The magpie reward system promises a lot but delivers very little. You might
think: ‘Ooooh, I’m going to go out looking for magpies. Maybe I’ll get a secret
never to be told…’ No, it’s sorrow again, as usual. Thanks to the magpie reward
system, 95 per cent of human existence is lived in abject misery.
And that’s the first line of the song, so it doesn’t even have to rhyme with anything. They could have tried something a bit more positive than sorrow. Not anything amazing, though, as seeing one magpie is easy. Something like ‘one for some Tupperware containers’ or ‘one for a 2-for-1 voucher exchangeable at any Harvester restaurant (Monday through Thursday)’.
Even ‘one for nothing’ would have been better – if you see one magpie, then nothing happens, your emotional mood doesn’t alter, you go on living your life, ostensibly, as if you hadn’t seen any magpies at all. At least then we wouldn’t all be living in fear of a single magpie drifting into our field of vision.
How many people are killed each year because they’re walking around with their eyes closed for fear of seeing a magpie? I’ve looked into this.
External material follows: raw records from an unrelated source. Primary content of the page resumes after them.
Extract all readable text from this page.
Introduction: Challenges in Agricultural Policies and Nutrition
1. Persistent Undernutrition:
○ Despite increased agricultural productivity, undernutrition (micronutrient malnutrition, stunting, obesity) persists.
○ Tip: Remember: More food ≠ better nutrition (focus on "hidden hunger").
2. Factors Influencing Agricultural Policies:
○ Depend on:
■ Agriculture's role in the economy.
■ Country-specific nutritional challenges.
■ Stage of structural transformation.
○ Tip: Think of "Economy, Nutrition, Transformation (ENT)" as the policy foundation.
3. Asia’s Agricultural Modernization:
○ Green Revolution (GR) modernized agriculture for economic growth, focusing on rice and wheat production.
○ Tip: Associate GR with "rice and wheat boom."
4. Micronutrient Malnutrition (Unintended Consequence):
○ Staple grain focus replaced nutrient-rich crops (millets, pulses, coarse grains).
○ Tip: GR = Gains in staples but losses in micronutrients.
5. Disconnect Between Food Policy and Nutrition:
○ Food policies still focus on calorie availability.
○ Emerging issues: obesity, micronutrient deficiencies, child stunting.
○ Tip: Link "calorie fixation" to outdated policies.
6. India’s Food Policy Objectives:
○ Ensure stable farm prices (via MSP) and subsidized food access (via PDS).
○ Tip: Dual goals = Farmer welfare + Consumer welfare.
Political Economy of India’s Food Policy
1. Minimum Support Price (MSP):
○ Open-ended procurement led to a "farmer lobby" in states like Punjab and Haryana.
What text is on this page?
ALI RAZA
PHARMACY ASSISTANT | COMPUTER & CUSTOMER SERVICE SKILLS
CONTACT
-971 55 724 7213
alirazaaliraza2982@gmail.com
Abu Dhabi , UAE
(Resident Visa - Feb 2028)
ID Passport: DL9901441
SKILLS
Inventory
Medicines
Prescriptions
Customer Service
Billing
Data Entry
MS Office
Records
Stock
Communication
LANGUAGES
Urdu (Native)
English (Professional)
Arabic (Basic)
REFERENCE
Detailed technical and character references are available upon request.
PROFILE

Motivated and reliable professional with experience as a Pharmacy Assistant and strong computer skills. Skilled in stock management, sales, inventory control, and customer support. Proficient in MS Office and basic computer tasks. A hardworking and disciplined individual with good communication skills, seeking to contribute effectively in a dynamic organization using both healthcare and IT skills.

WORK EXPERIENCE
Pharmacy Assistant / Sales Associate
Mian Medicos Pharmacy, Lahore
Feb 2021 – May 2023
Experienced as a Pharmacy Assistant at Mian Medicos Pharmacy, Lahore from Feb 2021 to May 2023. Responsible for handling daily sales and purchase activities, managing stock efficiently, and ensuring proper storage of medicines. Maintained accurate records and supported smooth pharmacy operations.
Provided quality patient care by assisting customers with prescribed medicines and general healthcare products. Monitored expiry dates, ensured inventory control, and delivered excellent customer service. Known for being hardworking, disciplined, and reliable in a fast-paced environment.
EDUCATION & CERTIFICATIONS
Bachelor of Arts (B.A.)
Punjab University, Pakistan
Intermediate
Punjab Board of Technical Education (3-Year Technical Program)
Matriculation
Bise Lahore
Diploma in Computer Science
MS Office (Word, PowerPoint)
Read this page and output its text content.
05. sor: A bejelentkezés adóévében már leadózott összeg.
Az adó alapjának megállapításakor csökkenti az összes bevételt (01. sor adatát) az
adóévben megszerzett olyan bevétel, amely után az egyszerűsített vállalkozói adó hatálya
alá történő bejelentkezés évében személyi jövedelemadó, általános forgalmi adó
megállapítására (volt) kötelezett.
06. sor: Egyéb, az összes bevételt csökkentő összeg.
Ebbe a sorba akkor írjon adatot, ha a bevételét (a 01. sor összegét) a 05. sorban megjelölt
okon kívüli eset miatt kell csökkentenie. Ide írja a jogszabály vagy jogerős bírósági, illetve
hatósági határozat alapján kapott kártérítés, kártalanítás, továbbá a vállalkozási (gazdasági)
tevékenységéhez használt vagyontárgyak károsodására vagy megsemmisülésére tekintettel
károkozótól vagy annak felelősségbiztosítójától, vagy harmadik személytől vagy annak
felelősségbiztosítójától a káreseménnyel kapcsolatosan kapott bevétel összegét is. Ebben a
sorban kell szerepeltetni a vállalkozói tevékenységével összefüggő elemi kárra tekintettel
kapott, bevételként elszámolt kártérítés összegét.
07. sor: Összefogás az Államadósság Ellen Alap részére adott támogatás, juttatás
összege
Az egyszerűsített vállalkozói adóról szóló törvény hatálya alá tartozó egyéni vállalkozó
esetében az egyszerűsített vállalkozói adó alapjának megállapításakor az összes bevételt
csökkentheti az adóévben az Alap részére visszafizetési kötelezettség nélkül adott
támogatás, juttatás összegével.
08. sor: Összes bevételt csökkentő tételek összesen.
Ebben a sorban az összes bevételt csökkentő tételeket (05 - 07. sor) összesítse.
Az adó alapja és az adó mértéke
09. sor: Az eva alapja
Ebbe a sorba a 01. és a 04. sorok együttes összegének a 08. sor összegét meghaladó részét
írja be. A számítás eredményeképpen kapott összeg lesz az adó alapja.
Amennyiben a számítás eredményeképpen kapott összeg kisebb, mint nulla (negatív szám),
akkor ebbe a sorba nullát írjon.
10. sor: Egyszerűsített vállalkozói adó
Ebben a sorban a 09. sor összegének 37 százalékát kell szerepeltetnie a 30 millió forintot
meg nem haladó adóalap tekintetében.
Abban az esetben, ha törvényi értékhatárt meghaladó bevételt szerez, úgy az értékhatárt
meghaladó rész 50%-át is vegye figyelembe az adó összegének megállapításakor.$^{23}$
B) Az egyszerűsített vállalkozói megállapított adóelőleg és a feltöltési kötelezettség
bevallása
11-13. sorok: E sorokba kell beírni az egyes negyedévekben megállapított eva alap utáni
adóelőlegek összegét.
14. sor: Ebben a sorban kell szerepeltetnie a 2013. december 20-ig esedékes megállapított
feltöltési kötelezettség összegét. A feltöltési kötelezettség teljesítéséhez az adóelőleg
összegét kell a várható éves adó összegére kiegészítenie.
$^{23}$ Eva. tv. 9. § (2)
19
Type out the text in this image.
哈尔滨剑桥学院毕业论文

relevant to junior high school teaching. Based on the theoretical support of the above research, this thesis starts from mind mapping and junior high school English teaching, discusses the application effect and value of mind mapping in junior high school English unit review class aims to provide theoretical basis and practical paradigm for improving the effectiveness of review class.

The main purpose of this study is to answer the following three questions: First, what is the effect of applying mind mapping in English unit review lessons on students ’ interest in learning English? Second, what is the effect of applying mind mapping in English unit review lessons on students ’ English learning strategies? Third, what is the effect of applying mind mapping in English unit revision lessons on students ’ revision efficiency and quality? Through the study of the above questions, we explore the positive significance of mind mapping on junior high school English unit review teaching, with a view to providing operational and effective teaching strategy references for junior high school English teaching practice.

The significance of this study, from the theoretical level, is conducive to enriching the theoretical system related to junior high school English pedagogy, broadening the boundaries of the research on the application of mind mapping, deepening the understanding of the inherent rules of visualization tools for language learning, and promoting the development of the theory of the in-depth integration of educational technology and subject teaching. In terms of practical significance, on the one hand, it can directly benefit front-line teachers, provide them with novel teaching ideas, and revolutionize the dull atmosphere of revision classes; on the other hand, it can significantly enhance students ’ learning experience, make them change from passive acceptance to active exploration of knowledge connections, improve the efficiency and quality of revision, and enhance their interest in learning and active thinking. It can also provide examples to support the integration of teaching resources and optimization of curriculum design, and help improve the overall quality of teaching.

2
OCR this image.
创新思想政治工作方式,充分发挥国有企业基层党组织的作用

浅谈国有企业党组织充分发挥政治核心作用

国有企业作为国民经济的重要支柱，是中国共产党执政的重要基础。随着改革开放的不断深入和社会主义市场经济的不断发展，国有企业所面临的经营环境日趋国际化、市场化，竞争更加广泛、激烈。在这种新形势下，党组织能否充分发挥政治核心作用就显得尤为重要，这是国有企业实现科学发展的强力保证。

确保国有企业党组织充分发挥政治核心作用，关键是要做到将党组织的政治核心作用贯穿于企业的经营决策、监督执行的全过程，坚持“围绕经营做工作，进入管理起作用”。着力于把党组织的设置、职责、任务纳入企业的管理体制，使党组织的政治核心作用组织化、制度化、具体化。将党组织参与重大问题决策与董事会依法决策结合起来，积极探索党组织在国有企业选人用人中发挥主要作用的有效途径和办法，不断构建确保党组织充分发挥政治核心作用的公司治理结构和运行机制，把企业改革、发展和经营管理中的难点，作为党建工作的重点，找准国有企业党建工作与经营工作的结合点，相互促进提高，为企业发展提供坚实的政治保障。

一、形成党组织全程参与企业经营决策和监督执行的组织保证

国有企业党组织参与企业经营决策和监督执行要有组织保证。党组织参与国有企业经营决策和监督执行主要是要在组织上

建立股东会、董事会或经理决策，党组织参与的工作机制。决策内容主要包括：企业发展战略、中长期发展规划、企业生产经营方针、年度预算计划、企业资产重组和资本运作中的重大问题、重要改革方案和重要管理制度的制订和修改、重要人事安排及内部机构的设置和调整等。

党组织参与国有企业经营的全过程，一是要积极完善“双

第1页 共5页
There are no government statistics on that subject. I suspect a cover-up.
For two magpies you get joy. Which seems a bit of an extreme leap in rewards for just one more magpie. From the worst human emotion to the best human emotion!
You’d think the magpies could have some kind of sliding scale: one for sorrow, two for mild depression, three for a nagging sense of ennui, four for slight digestive discomfort, five for being a bit perked up like you’ve had a Berocca, six for smugly self-satisfied, seven for joy.
But there’s nowhere for them to go, so the song veers away from causing or curing mental illness.
Three is for a girl and four is for a boy. I guess it’s aimed at expectant mothers. But what if you’d been waiting until the birth to find out the child’s sex only for the magpies to blurt it out and ruin everything?
Five is for silver, which seems proportionate. Six is for gold. The magpies have got the idea. That’s better than silver. You should get gold, because the chances of seeing six magpies is 14million to one. Coincidentally, the same odds as winning the National Lottery.
Maybe we should have a magpie-based lottery. You pay in your pound, then at the end of the week you write to Camelot and tell them the maximum number of magpies you’ve seen that week. It’s based on honesty. Six magpies is the jackpot, three a guaranteed tenner, two joy and one sorrow.
Seven is ‘a secret never to be told’. Which is not as good as gold! If you see seven magpies, you get sent an envelope with a secret inside it but if you open it, it spontaneously combusts. So six magpies is gold, seven you get a parcel bomb.
The magpie reward system must be overhauled.